Frauen erzielen sowohl in der ersten juristischen Prüfung als auch im zweiten Staatsexamen schlechtere Noten als Männer. Ein klarer zeitlicher Trend in diesen Geschlechterunterschieden lässt sich nicht finden. Die Unterschiede in beiden Examen sind ähnlich stark ausgeprägt. Die Unterschiede im zweiten Examen bleiben nach Kontrolle für die Note aus dem 1. Examen – auf einem niedrigen Niveau – statistisch signifikant. Frauen erreichen sowohl im ersten als auch im zweiten Examen mit deutlich geringerer Wahrscheinlichkeit als Männer eine Prädikatsnote. In den mündlichen Noten sind größere Geschlechterunterschiede zu beobachten als in den schriftlichen Noten (zweites Examen).
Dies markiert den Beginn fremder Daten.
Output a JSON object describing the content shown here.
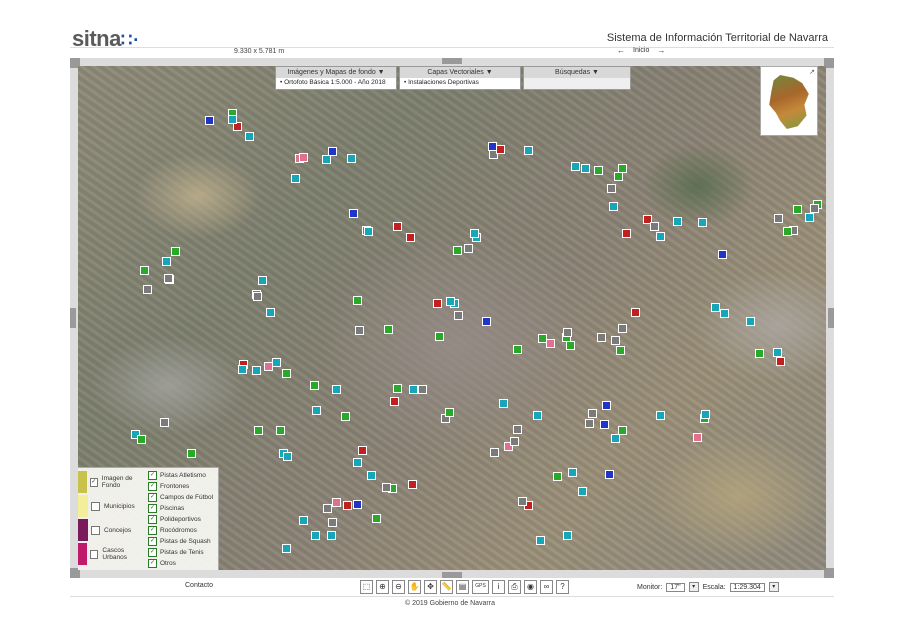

Diese Unterschiede bleiben auch bestehen, wenn für die Note aus dem schriftlichen Teil und/oder aus dem ersten Examen kontrolliert wird. Die Wahrscheinlichkeit, mit einer guten mündlichen Note die relevante Schwelle für eine Gesamtnote über der nächsten Noten-Stufe (z.B. über 9,0 Punkte) zu erreichen, ist – selbst bei identischen schriftlichen Noten – bei Männern deutlich höher als bei Frauen. Dieser Geschlechterunterschied verschwindet jedoch, wenn mindestens eine Frau Teil der Prüfungskommission in der mündlichen Prüfung ist. Die Zusammensetzung der Kommission hat damit einen ausgleichenden Effekt auf das Erreichen der nächsten Noten-Stufe. Der Effekt ist jedoch lokal, d.h. auf die mündliche Note rund um die jeweiligen Schwellenwerte begrenzt; auf die Geschlechtsunterschiede in der durchschnittlichen
Gesamtnote hat die Zusammensetzung der Kommission der mündlichen Prüfung keinen statistisch signifikanten Effekt.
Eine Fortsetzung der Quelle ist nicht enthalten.